When Mary Ann Dollinger got the skule daown thar on Injun Bay
I was glad, fer I like ter see a gal makin' her honest way,
I heerd some talk in the village abaout her flyin' high,
Tew high for busy farmer folks with chores ter dew ter fly;
But I paid no sorter attention ter all the talk ontell
She come in her reg-lar boardin' raound ter visit with us a spell.
My Jake an' her has been cronies ever since they could walk,
An' it tuk me aback ter hear her kerrectin' him in his talk.
Jake ain't no hand at grammar, though he hain't his beat for work;
But I sez ter myself, "Look out, my gal, yer a-foolin' with a Turk!"
Jake bore it wonderful patient, an' said in a mournful way,
He p'sumed he was behindhand with the doin's at Injun Bay.
I remember once he was askin' for some o' my Injun buns,
An' she said he should allus say, "them air," stid o' "them is" the ones.
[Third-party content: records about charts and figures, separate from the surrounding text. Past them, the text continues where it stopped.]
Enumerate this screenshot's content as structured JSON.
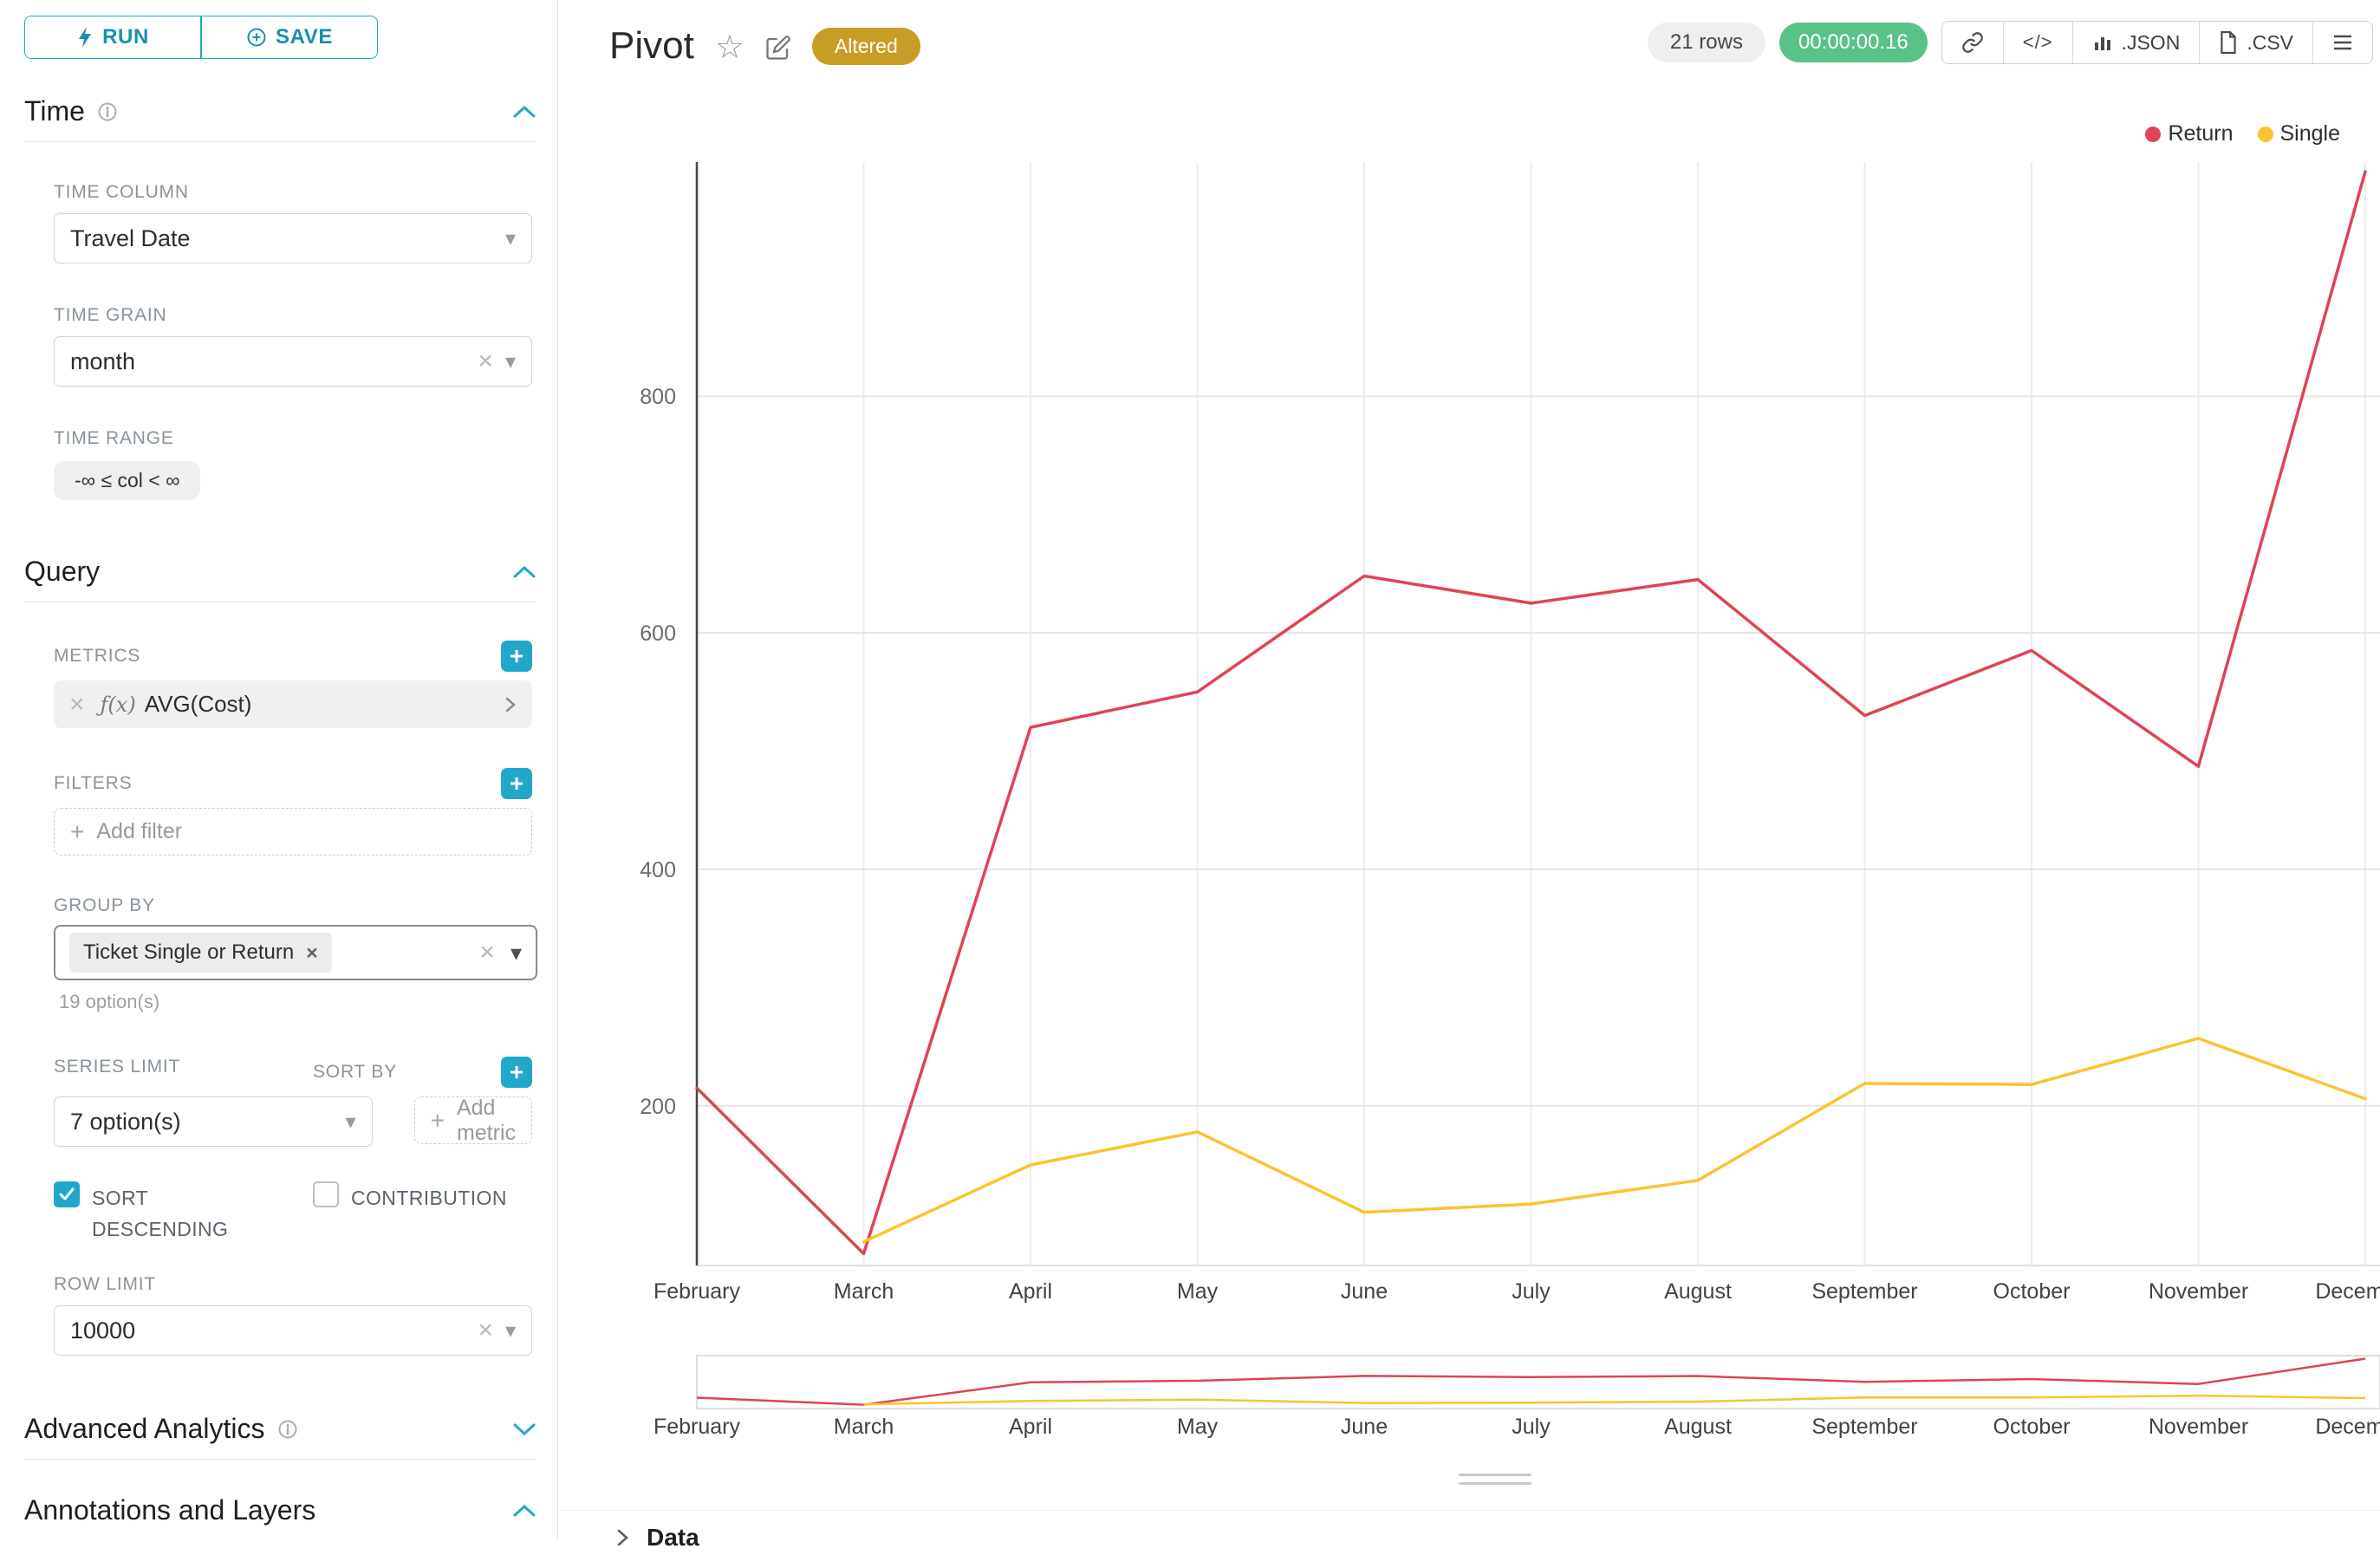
{
  "colors": {
    "primary": "#20a7c9",
    "return_series": "#e04355",
    "single_series": "#fcc330",
    "altered_badge": "#c79d25",
    "timer_badge": "#5ac189"
  },
  "toolbar": {
    "run": "RUN",
    "save": "SAVE"
  },
  "sidebar": {
    "time": {
      "title": "Time",
      "time_column_label": "TIME COLUMN",
      "time_column_value": "Travel Date",
      "time_grain_label": "TIME GRAIN",
      "time_grain_value": "month",
      "time_range_label": "TIME RANGE",
      "time_range_value": "-∞ ≤ col < ∞"
    },
    "query": {
      "title": "Query",
      "metrics_label": "METRICS",
      "metric_fx": "ƒ(x)",
      "metric_value": "AVG(Cost)",
      "filters_label": "FILTERS",
      "add_filter": "Add filter",
      "group_by_label": "GROUP BY",
      "group_by_tag": "Ticket Single or Return",
      "group_by_hint": "19 option(s)",
      "series_limit_label": "SERIES LIMIT",
      "series_limit_value": "7 option(s)",
      "sort_by_label": "SORT BY",
      "add_metric": "Add metric",
      "sort_descending_label": "SORT DESCENDING",
      "sort_descending_checked": true,
      "contribution_label": "CONTRIBUTION",
      "contribution_checked": false,
      "row_limit_label": "ROW LIMIT",
      "row_limit_value": "10000"
    },
    "advanced_title": "Advanced Analytics",
    "annotations_title": "Annotations and Layers"
  },
  "header": {
    "title": "Pivot",
    "altered": "Altered",
    "rows": "21 rows",
    "timer": "00:00:00.16",
    "json_btn": ".JSON",
    "csv_btn": ".CSV"
  },
  "data_panel_title": "Data",
  "chart_data": {
    "type": "line",
    "title": "Pivot",
    "x": [
      "February",
      "March",
      "April",
      "May",
      "June",
      "July",
      "August",
      "September",
      "October",
      "November",
      "December"
    ],
    "series": [
      {
        "name": "Return",
        "color": "#e04355",
        "values": [
          215,
          75,
          520,
          550,
          648,
          625,
          645,
          530,
          585,
          487,
          990
        ]
      },
      {
        "name": "Single",
        "color": "#fcc330",
        "values": [
          null,
          85,
          150,
          178,
          110,
          117,
          137,
          219,
          218,
          257,
          206
        ]
      }
    ],
    "y_ticks": [
      200,
      400,
      600,
      800
    ],
    "ylim": [
      65,
      998
    ],
    "xlabel": "",
    "ylabel": "",
    "grid": true,
    "legend_position": "top-right",
    "has_range_selector": true
  }
}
Wal, Mary Ann kep' at him stiddy mornin' an' evenin' long,
Tell he dassent open his mouth for fear o' talkin' wrong.
One day I was pickin' currants down by the old quince tree,
When I heerd Jake's voice a-sayin', "Be ye willin' ter marry me?"
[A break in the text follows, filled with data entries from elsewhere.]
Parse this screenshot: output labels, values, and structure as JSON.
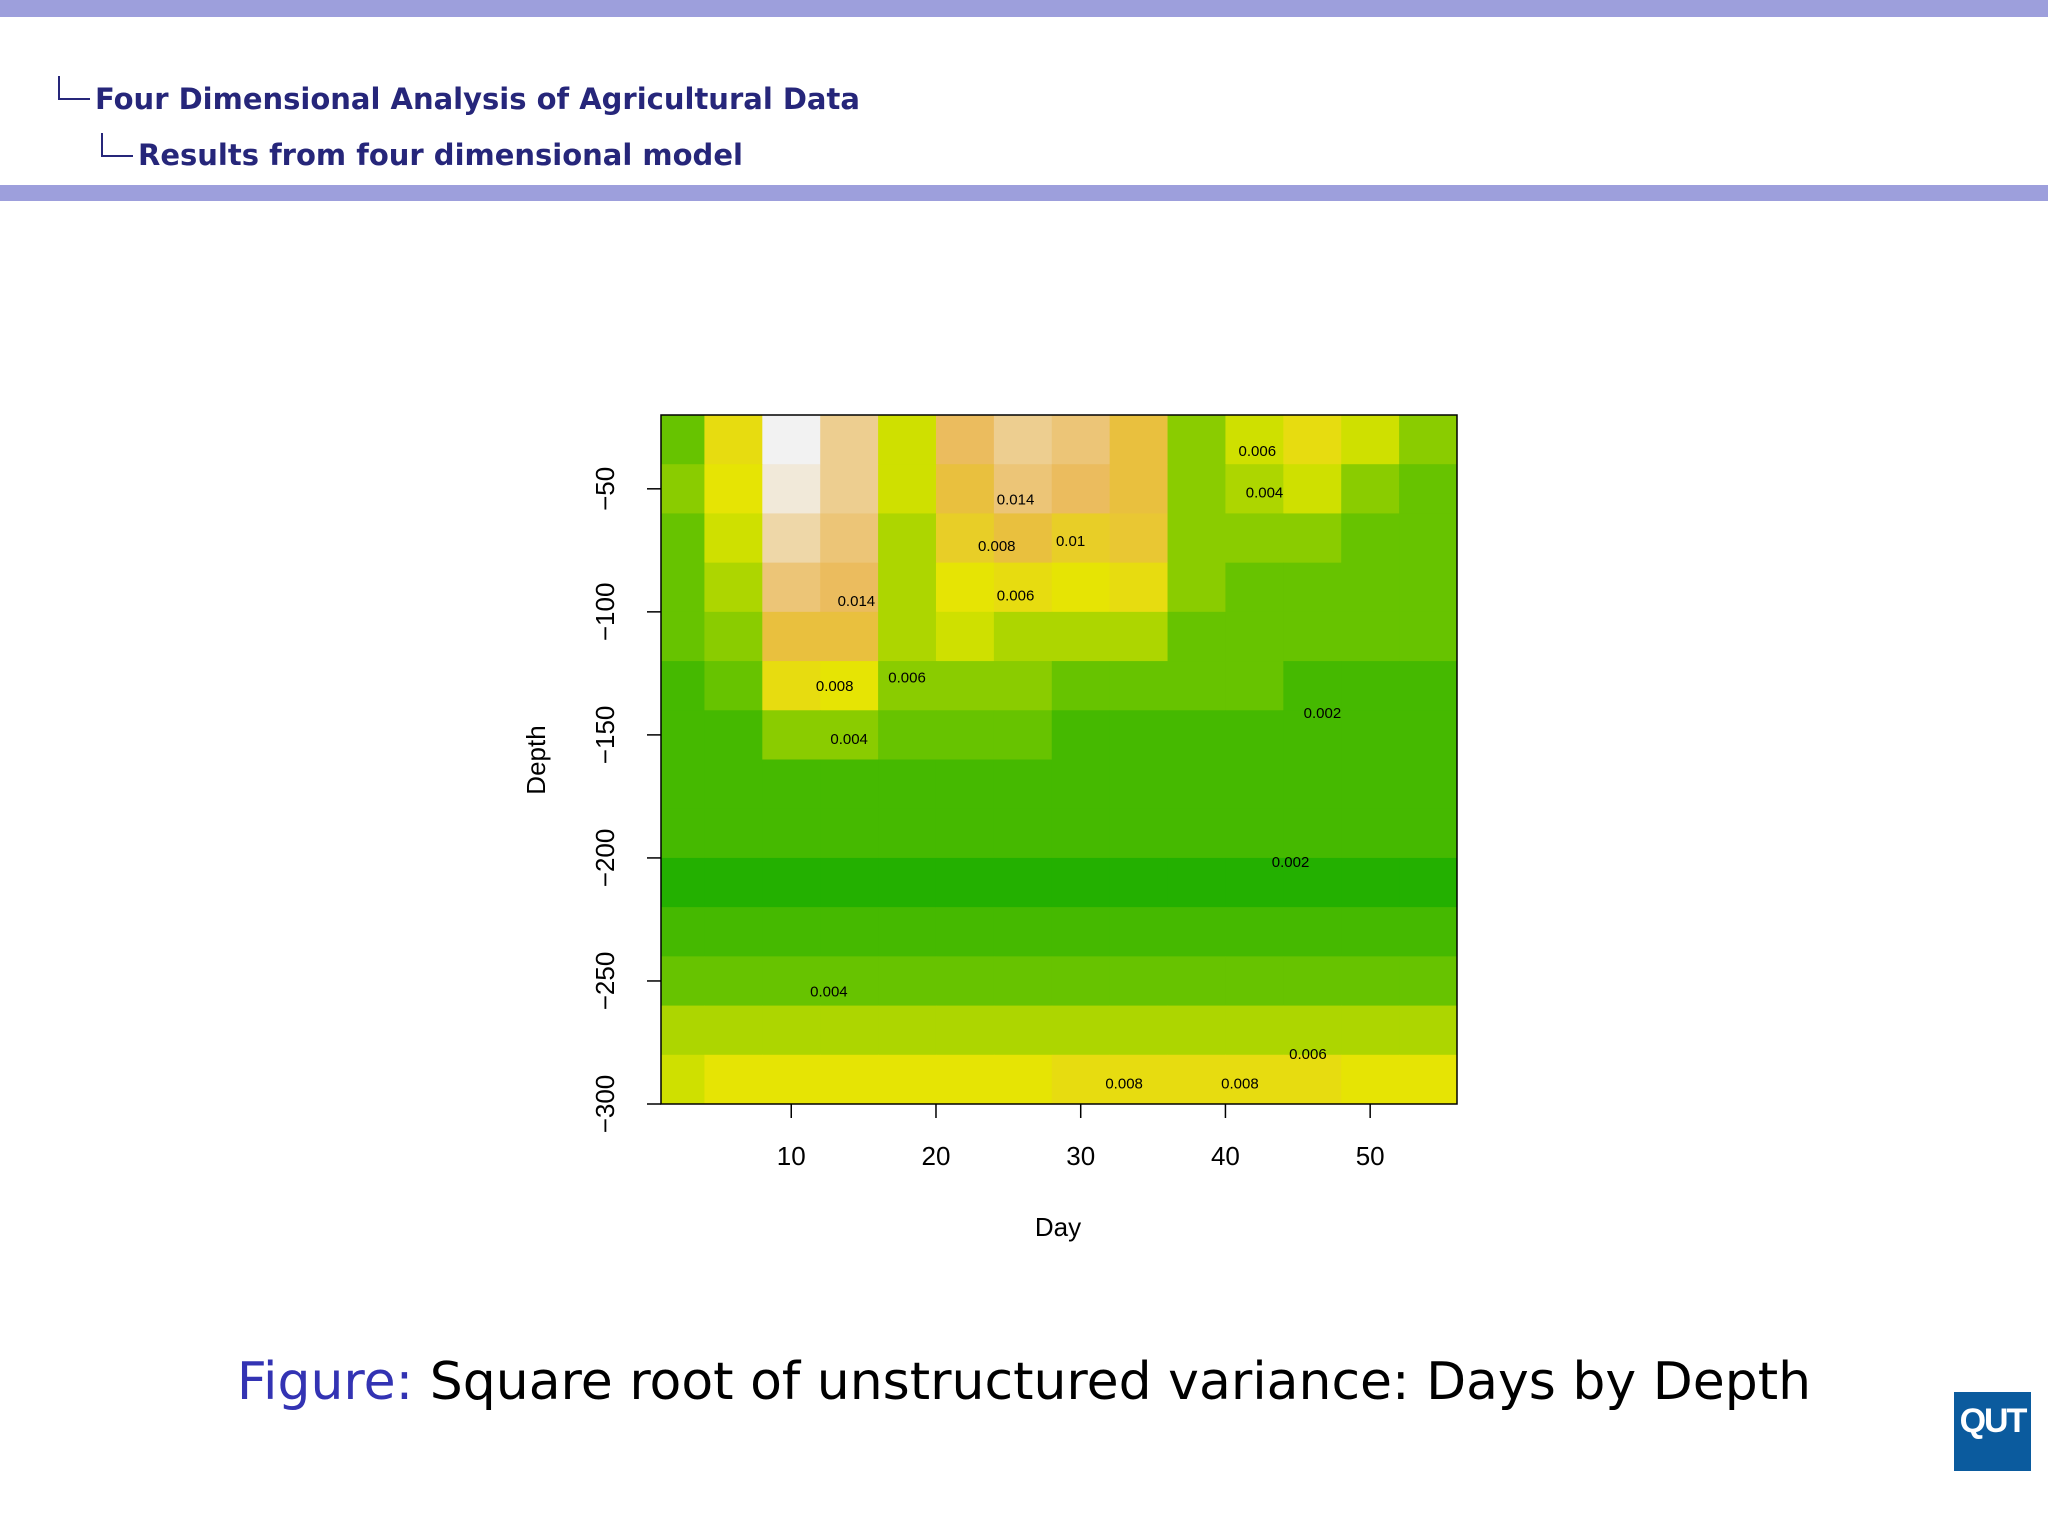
{
  "header": {
    "section": "Four Dimensional Analysis of Agricultural Data",
    "subsection": "Results from four dimensional model"
  },
  "caption": {
    "prefix": "Figure:",
    "text": "Square root of unstructured variance: Days by Depth"
  },
  "logo": "QUT",
  "chart_data": {
    "type": "heatmap",
    "xlabel": "Day",
    "ylabel": "Depth",
    "xlim": [
      1,
      56
    ],
    "ylim": [
      -300,
      -20
    ],
    "xticks": [
      10,
      20,
      30,
      40,
      50
    ],
    "yticks": [
      {
        "value": -50,
        "label": "−50"
      },
      {
        "value": -100,
        "label": "−100"
      },
      {
        "value": -150,
        "label": "−150"
      },
      {
        "value": -200,
        "label": "−200"
      },
      {
        "value": -250,
        "label": "−250"
      },
      {
        "value": -300,
        "label": "−300"
      }
    ],
    "zlim": [
      0,
      0.02
    ],
    "colorscale": [
      "#00A600",
      "#E6E600",
      "#EAB64E",
      "#F2F2F2"
    ],
    "x": [
      2,
      6,
      10,
      14,
      18,
      22,
      26,
      30,
      34,
      38,
      42,
      46,
      50,
      54
    ],
    "y": [
      -30,
      -50,
      -70,
      -90,
      -110,
      -130,
      -150,
      -170,
      -190,
      -210,
      -230,
      -250,
      -270,
      -290
    ],
    "z": [
      [
        0.003,
        0.008,
        0.02,
        0.016,
        0.006,
        0.014,
        0.016,
        0.015,
        0.012,
        0.004,
        0.006,
        0.008,
        0.006,
        0.004
      ],
      [
        0.004,
        0.007,
        0.019,
        0.016,
        0.006,
        0.012,
        0.015,
        0.014,
        0.012,
        0.004,
        0.005,
        0.006,
        0.004,
        0.003
      ],
      [
        0.003,
        0.006,
        0.017,
        0.015,
        0.005,
        0.01,
        0.012,
        0.01,
        0.011,
        0.004,
        0.004,
        0.004,
        0.003,
        0.003
      ],
      [
        0.003,
        0.005,
        0.015,
        0.014,
        0.005,
        0.007,
        0.008,
        0.007,
        0.008,
        0.004,
        0.003,
        0.003,
        0.003,
        0.003
      ],
      [
        0.003,
        0.004,
        0.012,
        0.012,
        0.005,
        0.006,
        0.005,
        0.005,
        0.005,
        0.003,
        0.003,
        0.003,
        0.003,
        0.003
      ],
      [
        0.002,
        0.003,
        0.008,
        0.007,
        0.004,
        0.004,
        0.004,
        0.003,
        0.003,
        0.003,
        0.003,
        0.002,
        0.002,
        0.002
      ],
      [
        0.002,
        0.002,
        0.004,
        0.004,
        0.003,
        0.003,
        0.003,
        0.002,
        0.002,
        0.002,
        0.002,
        0.002,
        0.002,
        0.002
      ],
      [
        0.002,
        0.002,
        0.002,
        0.002,
        0.002,
        0.002,
        0.002,
        0.002,
        0.002,
        0.002,
        0.002,
        0.002,
        0.002,
        0.002
      ],
      [
        0.002,
        0.002,
        0.002,
        0.002,
        0.002,
        0.002,
        0.002,
        0.002,
        0.002,
        0.002,
        0.002,
        0.002,
        0.002,
        0.002
      ],
      [
        0.001,
        0.001,
        0.001,
        0.001,
        0.001,
        0.001,
        0.001,
        0.001,
        0.001,
        0.001,
        0.001,
        0.001,
        0.001,
        0.001
      ],
      [
        0.002,
        0.002,
        0.002,
        0.002,
        0.002,
        0.002,
        0.002,
        0.002,
        0.002,
        0.002,
        0.002,
        0.002,
        0.002,
        0.002
      ],
      [
        0.003,
        0.003,
        0.003,
        0.003,
        0.003,
        0.003,
        0.003,
        0.003,
        0.003,
        0.003,
        0.003,
        0.003,
        0.003,
        0.003
      ],
      [
        0.005,
        0.005,
        0.005,
        0.005,
        0.005,
        0.005,
        0.005,
        0.005,
        0.005,
        0.005,
        0.005,
        0.005,
        0.005,
        0.005
      ],
      [
        0.006,
        0.007,
        0.007,
        0.007,
        0.007,
        0.007,
        0.007,
        0.008,
        0.008,
        0.008,
        0.008,
        0.008,
        0.007,
        0.007
      ]
    ],
    "contour_labels": [
      {
        "x": 46.7,
        "y": -141.6,
        "level": 0.002
      },
      {
        "x": 44.5,
        "y": -202,
        "level": 0.002
      },
      {
        "x": 12.6,
        "y": -254.7,
        "level": 0.004
      },
      {
        "x": 45.7,
        "y": -280,
        "level": 0.006
      },
      {
        "x": 33,
        "y": -292,
        "level": 0.008
      },
      {
        "x": 41,
        "y": -292,
        "level": 0.008
      },
      {
        "x": 14,
        "y": -152,
        "level": 0.004
      },
      {
        "x": 13,
        "y": -130.5,
        "level": 0.008
      },
      {
        "x": 18,
        "y": -127,
        "level": 0.006
      },
      {
        "x": 25.5,
        "y": -93.7,
        "level": 0.006
      },
      {
        "x": 24.2,
        "y": -73.7,
        "level": 0.008
      },
      {
        "x": 29.3,
        "y": -71.6,
        "level": 0.01
      },
      {
        "x": 25.5,
        "y": -54.7,
        "level": 0.014
      },
      {
        "x": 42.7,
        "y": -52,
        "level": 0.004
      },
      {
        "x": 42.2,
        "y": -35,
        "level": 0.006
      },
      {
        "x": 14.5,
        "y": -96,
        "level": 0.014
      }
    ]
  }
}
An' Mary Ann kerrectin', "Air ye willin', yeou sh'd say."
Our Jake he put his foot daown in a plum decided way.
"No wimmen-folks is a-goin' ter be rearrangin' me,
Hereafter I says 'craps,' 'them is,' 'I calk'late,' an' 'I be.'
Ef folks don't like my talk they needn't hark ter what I say;
But I ain't a-goin' to take no sass from folks from Injun Bay;
I ask you free an' final, 'Be ye goin' to marry me?'"
An' Mary Ann sez, tremblin', yet anxious-like, "I be."